Ах, не гони ты, не гони Неверную изменщицу…Прохор знал — это ни к чему, и все-таки заглянул в шалые глаза и содрогнулся: там его не было. Даже сейчас она думала не о нем, пела не для него. Тогда с размаху ударил он ладонью по прекрасному лицу, ударил несильно и, наверное, не очень больно, но неловко, задел губы — в уголке рта вскипел красный пузырек и, лопнув, алой змейкой медленно сполз на пухлый подбородок. Глаза Маремьяны только на миг затмились обидой и болью, а потом вспыхнули озорной решимостью. Лизнув разбитую губу, сглотнула подступившие к горлу слезы и, глядя прямо на мужа, громко запела:
БейМстительно ухмыльнулась, пожалела взглядом. Это взбесило Прохора, и он с размаху, сильно ткнул кулаком в высокую, упругую грудь. Женщина качнулась. Приспустила вырез на груди, запрокинула голову и тихо-тихо помертвевшими губами:
— Бей, Прошенька… Шибче. Насмерть. Возьми вон ножик. Он острый. Меть сюда. — Показала под левый сосок. — Чем так, лучше сразу…
На длинных ресницах качались слезы, полные губы вздрагивали, кровавая змейка сползла на выгнутую шею.
— Что же ты? Бей! Чтоб сразу в голове темно, чтоб не видать твоих бараньих глаз, чтоб не попрекал, не прощал. Бей…
— Маремьянка, — Прохор задохнулся. Упал на колени, обнял ее ноги, прижался к ним щекой. — Маремьяна. Не серчай. Не по злобе. С обиды. Сдуру. Оговорили тебя. Наплели…

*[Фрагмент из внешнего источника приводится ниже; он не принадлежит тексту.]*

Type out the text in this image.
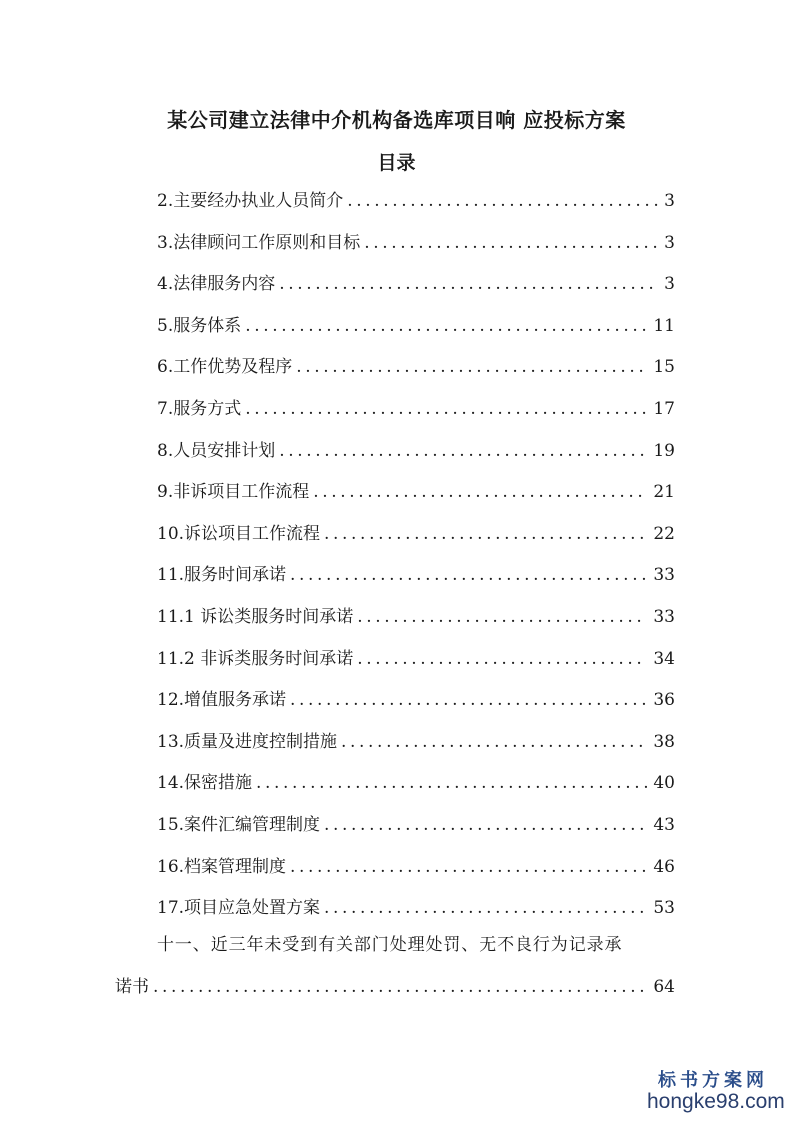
某公司建立法律中介机构备选库项目响 应投标方案
目录
2.主要经办执业人员简介 .....	3
3.法律顾问工作原则和目标 .....	3
4.法律服务内容 .....	3
5.服务体系 .....	11
6.工作优势及程序 .....	15
7.服务方式 .....	17
8.人员安排计划 .....	19
9.非诉项目工作流程 .....	21
10.诉讼项目工作流程 .....	22
11.服务时间承诺 .....	33
11.1 诉讼类服务时间承诺 .....	33
11.2 非诉类服务时间承诺 .....	34
12.增值服务承诺 .....	36
13.质量及进度控制措施 .....	38
14.保密措施 .....	40
15.案件汇编管理制度 .....	43
16.档案管理制度 .....	46
17.项目应急处置方案 .....	53
十一、近三年未受到有关部门处理处罚、无不良行为记录承
诺书 .....	64
标书方案网
hongke98.com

— Ничего не наплели. Ничегошеньки. Все правда. Святая. Как перед богом, перед тобой…
— Молчи, — прилип дрожащими губами к ее коленям. — Молчи…
А за окном крики, лошадиные ржания, выстрелы. Там беснуется вставшая в дыбы жизнь, топча и корежа мужицкие судьбы…
Глава вторая
Ну что, коммунист Карасулин, пробил и твой час? Как ни гнула, бывало, как ни ломала тебя жизнь, а всегда выходило по-твоему. Везло тебе, Онуфрий Лукич, еще как, хоть и любил ты риск, любил такие крутые повороты, что либо конь с копыт, либо кошева вверх полозьями. Все бы тебе по жердочке через пропасть, на стремнину, в водоворот. Иной раз холодела спина со страху, а в сердце — первобытная шалая радость. Вот и уверовал в негасимость своей счастливой звезды, в бесконечное везение. Думал, век будешь своими руками творить собственную судьбу. Посмеялась она над тобой, Онуфрий Лукич, подставила подножку, насторожила западню. И ведь вроде предвидел это, а не свернул, другую тропу не нашарил…

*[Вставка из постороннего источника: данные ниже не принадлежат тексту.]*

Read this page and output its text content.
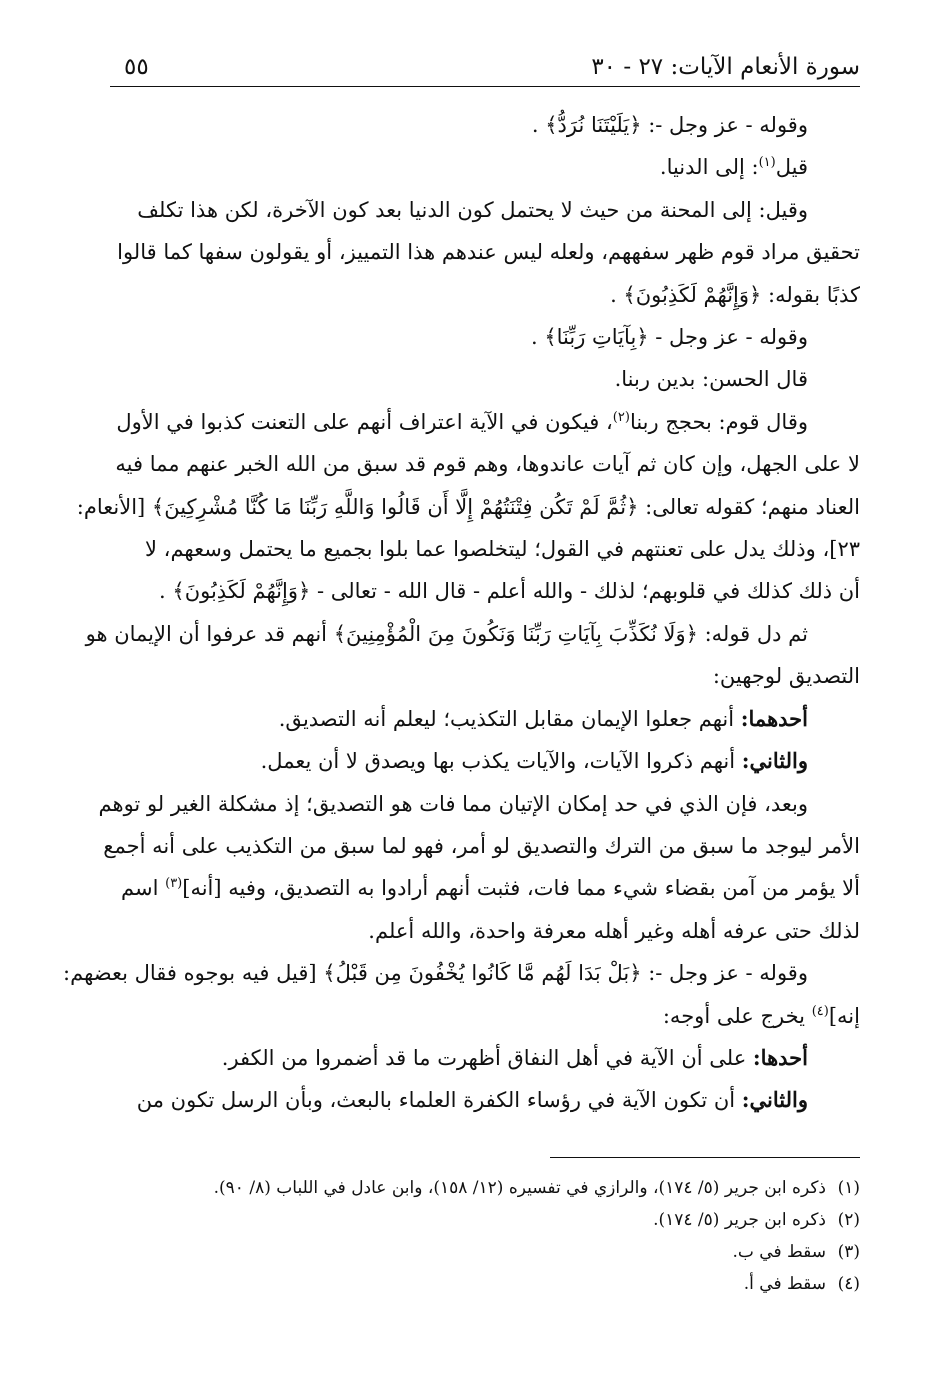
سورة الأنعام الآيات: ٢٧ - ٣٠
٥٥

وقوله - عز وجل -: ﴿يَلَيْتَنَا نُرَدُّ﴾ .

قيل$^{(١)}$: إلى الدنيا.

وقيل: إلى المحنة من حيث لا يحتمل كون الدنيا بعد كون الآخرة، لكن هذا تكلف

تحقيق مراد قوم ظهر سفههم، ولعله ليس عندهم هذا التمييز، أو يقولون سفها كما قالوا

كذبًا بقوله: ﴿وَإِنَّهُمْ لَكَذِبُونَ﴾ .

وقوله - عز وجل - ﴿بِآيَاتِ رَبِّنَا﴾ .

قال الحسن: بدين ربنا.

وقال قوم: بحجج ربنا$^{(٢)}$، فيكون في الآية اعتراف أنهم على التعنت كذبوا في الأول

لا على الجهل، وإن كان ثم آيات عاندوها، وهم قوم قد سبق من الله الخبر عنهم مما فيه

العناد منهم؛ كقوله تعالى: ﴿ثُمَّ لَمْ تَكُن فِتْنَتُهُمْ إِلَّا أَن قَالُوا وَاللَّهِ رَبِّنَا مَا كُنَّا مُشْرِكِينَ﴾ [الأنعام:

٢٣]، وذلك يدل على تعنتهم في القول؛ ليتخلصوا عما بلوا بجميع ما يحتمل وسعهم، لا

أن ذلك كذلك في قلوبهم؛ لذلك - والله أعلم - قال الله - تعالى - ﴿وَإِنَّهُمْ لَكَذِبُونَ﴾ .

ثم دل قوله: ﴿وَلَا نُكَذِّبَ بِآيَاتِ رَبِّنَا وَنَكُونَ مِنَ الْمُؤْمِنِينَ﴾ أنهم قد عرفوا أن الإيمان هو

التصديق لوجهين:

أحدهما: أنهم جعلوا الإيمان مقابل التكذيب؛ ليعلم أنه التصديق.

والثاني: أنهم ذكروا الآيات، والآيات يكذب بها ويصدق لا أن يعمل.

وبعد، فإن الذي في حد إمكان الإتيان مما فات هو التصديق؛ إذ مشكلة الغير لو توهم

الأمر ليوجد ما سبق من الترك والتصديق لو أمر، فهو لما سبق من التكذيب على أنه أجمع

ألا يؤمر من آمن بقضاء شيء مما فات، فثبت أنهم أرادوا به التصديق، وفيه [أنه]$^{(٣)}$ اسم

لذلك حتى عرفه أهله وغير أهله معرفة واحدة، والله أعلم.

وقوله - عز وجل -: ﴿بَلْ بَدَا لَهُم مَّا كَانُوا يُخْفُونَ مِن قَبْلُ﴾ [قيل فيه بوجوه فقال بعضهم:

إنه]$^{(٤)}$ يخرج على أوجه:

أحدها: على أن الآية في أهل النفاق أظهرت ما قد أضمروا من الكفر.

والثاني: أن تكون الآية في رؤساء الكفرة العلماء بالبعث، وبأن الرسل تكون من

(١)ذكره ابن جرير (٥/ ١٧٤)، والرازي في تفسيره (١٢/ ١٥٨)، وابن عادل في اللباب (٨/ ٩٠).
(٢)ذكره ابن جرير (٥/ ١٧٤).
(٣)سقط في ب.
(٤)سقط في أ.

В ту ночь, когда убили Емельянова, схватили Ромку Кузнечика с Ярославной, за Карасулиным не пришли. Всю ночь ждал он крадущихся шагов под окном, стука в дверь — не дождался. Силился постичь вражий замысел — не мог. Иногда накатывало желание: краюху за пазуху, винтовку за плечо — и в лес. Не забыл еще партизанские тропки, знает в округе все охотничьи заимки. Но приходил на память последний разговор с Чижиковым, рискованное поручение председателя губчека, захлестывала тревога за оглушенных, взбаламученных мужиков, и Онуфрий гнал искушение. «Спать», — приказывал себе и вроде бы засыпал, но тут же просыпался и снова вглядывался, вслушивался в темноту. Кабы знал, что лучшие его товарищи валяются на соломе в волостной кутузке, не прилег бы Онуфрий Лукич, еще разок поставил бы голову на карту, поиграл в жмурки со смертью. Но верил Карасулин, что боевые друзья послушались его, сделали, как велел, и давно вне опасности. Не слышал он предсмертного немого вопля Емельянова, стонов и криков его жены, над которой до свету бесстыдно и страшно глумились озверевшие от крови и самогону Пашка с Димкой, не слышал яростных проклятий жестоко избитого Ромки Кузнечика.
Верно угадав смысл происходящего, Онуфрий Лукич всю ночь люто казнил себя за то, что был мягок и непоследователен в борьбе с затаившимися врагами: выпустил из рук Боровикова, не выследил Маркела Зырянова, не обезвредил вовремя Корикова. Всю вину за совершившееся Карасулин без колебаний принимал на свои плечи. Непосильная, нечеловеческая тяжесть давила, гнула, и чтобы устоять, не рухнуть под этакой глыбищей, он напрягал все силы — духовные и физические.
Угадывал Онуфрий: неспроста не тронули его ночью, не винтовки испугались, не шуму ночного, не жену с дочкой поберег волчина Боровиков. А вот чего хотят от него враги, чего замыслили — Карасулин предугадать не мог, и это было мучительней всего.